In contrast, when the master processor 100 makes an interrupt request to the n-th processor 140, the master processor 100 transmits the n-th to the interrupt area of the DPRAM 110 similarly to the above-described process. When the interrupt data allocated to the processor 140 of the processor 140 is recorded, the interrupt control logic 120 generates an interrupt signal Intn (see FIG. 4) for the nth processor 140 based on the interrupt data. To be applied to the corresponding nth processor 140.

Therefore, according to the present invention, when the interrupt data recorded in the interrupt area of the DPRAM 110 is set to the ID data assigned at the time of design for the slave processor configured on the on-board, the interrupt target processor is executed in real time. It is possible to generate a separate interrupt signal. In addition, the number of processors that can be connected is determined based on the number of bits of the data DT used to generate interrupt signals for a plurality of processors. For example, in the case of 8 bits, a maximum of 256 processors may be connected.

As described above, according to the interrupt control apparatus of the multi-processor system according to the present invention, the real time of the interrupt signal for the corresponding processor based on the interrupt data uniquely assigned to the plurality of processors configured in the multi-processor system.
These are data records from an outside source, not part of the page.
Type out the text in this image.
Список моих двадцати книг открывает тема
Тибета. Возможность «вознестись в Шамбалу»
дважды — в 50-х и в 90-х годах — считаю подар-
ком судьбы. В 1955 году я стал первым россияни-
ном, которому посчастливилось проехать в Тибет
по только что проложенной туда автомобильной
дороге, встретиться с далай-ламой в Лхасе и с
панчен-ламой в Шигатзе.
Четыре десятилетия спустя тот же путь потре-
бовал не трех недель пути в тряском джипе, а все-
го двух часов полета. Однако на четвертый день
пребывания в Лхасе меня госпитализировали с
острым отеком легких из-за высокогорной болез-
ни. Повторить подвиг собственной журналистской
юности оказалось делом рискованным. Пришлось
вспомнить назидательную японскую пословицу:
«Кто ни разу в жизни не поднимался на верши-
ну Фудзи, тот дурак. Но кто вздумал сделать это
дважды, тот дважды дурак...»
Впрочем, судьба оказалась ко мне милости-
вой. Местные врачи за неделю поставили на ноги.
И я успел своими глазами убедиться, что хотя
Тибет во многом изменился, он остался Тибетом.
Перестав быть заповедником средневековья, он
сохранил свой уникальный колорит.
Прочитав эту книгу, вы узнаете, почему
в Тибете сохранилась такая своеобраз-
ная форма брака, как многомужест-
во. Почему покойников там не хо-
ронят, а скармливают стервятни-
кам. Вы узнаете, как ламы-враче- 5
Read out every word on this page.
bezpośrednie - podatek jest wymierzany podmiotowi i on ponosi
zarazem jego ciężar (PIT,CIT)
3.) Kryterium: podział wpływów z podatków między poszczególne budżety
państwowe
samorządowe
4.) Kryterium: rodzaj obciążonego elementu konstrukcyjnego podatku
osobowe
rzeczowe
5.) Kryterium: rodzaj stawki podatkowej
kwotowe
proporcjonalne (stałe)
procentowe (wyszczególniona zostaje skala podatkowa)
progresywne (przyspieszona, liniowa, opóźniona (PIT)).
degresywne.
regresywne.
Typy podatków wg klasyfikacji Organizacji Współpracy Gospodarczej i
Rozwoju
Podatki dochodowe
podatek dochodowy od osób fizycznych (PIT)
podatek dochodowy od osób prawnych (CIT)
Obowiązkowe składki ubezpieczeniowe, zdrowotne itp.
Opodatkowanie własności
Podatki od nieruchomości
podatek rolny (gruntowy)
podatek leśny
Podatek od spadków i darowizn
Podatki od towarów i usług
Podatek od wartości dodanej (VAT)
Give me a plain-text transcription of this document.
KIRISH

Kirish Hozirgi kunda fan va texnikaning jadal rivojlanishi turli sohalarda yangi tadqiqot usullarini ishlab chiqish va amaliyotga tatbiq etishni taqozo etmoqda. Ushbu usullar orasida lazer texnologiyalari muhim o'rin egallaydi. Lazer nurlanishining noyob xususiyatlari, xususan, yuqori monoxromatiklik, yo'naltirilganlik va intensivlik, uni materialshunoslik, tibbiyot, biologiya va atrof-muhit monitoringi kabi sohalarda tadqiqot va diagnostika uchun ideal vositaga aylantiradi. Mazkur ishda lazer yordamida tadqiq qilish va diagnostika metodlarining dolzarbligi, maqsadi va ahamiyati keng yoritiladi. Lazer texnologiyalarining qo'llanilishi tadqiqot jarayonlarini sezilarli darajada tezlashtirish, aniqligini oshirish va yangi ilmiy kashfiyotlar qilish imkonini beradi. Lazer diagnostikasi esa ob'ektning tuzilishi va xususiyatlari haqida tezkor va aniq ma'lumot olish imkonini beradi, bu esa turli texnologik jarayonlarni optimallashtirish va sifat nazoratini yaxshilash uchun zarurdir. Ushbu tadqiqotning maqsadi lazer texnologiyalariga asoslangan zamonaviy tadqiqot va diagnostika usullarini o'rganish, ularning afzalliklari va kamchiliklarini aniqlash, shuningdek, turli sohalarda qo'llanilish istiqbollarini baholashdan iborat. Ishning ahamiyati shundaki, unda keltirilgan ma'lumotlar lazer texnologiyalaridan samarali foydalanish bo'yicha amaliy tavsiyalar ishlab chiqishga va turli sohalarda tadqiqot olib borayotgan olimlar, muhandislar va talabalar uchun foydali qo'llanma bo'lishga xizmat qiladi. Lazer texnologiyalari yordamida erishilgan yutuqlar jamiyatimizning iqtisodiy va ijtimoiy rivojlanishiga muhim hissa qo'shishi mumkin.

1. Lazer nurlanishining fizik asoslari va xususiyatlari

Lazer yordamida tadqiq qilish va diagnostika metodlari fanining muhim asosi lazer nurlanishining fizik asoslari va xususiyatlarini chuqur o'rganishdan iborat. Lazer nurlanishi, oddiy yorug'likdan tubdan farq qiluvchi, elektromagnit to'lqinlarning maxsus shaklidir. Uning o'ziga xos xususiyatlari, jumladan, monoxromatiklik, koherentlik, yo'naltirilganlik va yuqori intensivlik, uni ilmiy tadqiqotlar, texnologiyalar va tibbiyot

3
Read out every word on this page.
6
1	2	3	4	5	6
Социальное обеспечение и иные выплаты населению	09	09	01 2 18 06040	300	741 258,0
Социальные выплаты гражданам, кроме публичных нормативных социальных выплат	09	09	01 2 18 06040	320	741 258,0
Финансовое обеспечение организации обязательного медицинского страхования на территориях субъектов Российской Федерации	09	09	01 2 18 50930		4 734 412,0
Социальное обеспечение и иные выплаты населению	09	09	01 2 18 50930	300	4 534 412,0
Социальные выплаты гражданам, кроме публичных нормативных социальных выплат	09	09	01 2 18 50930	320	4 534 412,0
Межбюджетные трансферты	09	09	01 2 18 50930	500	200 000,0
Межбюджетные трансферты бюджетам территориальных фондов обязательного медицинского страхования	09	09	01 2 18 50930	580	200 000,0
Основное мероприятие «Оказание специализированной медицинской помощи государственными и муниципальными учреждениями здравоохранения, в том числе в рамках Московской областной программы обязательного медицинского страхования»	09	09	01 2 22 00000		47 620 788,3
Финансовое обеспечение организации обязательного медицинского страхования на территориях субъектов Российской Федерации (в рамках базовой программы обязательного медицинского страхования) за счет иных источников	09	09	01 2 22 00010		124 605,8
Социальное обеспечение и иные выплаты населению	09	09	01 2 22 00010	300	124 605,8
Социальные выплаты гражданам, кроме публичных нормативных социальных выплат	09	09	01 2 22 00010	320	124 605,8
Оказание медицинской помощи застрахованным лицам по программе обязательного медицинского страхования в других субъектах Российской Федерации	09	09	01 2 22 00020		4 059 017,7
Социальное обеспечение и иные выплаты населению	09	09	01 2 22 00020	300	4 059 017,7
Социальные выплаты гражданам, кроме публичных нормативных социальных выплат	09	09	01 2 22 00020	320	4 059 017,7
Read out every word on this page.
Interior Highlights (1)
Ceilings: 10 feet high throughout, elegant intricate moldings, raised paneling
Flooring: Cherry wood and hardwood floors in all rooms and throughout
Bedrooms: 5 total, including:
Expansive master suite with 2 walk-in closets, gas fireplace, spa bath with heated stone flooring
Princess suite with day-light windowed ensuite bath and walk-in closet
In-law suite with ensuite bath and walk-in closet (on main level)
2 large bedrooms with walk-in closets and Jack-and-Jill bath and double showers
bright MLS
It is possible to generate a separate and separate process between processors, thereby reducing the program burden for determining the processor to be interrupted and shortening the machine cycle in the interrupt service routine.

Claims (3)

In a multi-processor system in which at least two slave processors (130, 140) are implemented on-board for a single master processor (100), The master processor 100 and the two or more slave processors 130 and 140 share an address / data / control bus under the control of the global bus control logic 150, Dual port RAM (DPRAM) 110 in which interrupt data for the slave processors 130 and 140 are recorded from the master processor 100, and An interrupt control logic (120) for generating an interrupt signal for the slave processor (130; 140) of the interrupt target based on the interrupt data recorded in the DPRAM (110). Interrupt Control. The method of claim 1, wherein the DPRAM 110 is allocated an interrupt area for recording interrupt data uniquely allocated to the slave processors (130, 140), the interrupt data of each slave processor (130, 140) for the interrupt area is An interrupt control apparatus for a multi-processor system, characterized in that it is designated by the last address or (final address-1). The interrupt control logic 120 of claim 1, wherein the interrupt control logic 120 separately generates an interrupt signal for the processor 122 and the slave processor 130 and 140, which are determined by the interrupt data, which are stored by the interrupt data. Interrupt control logic of the multi-processor system, characterized in that it comprises an interrupt separation logic (124).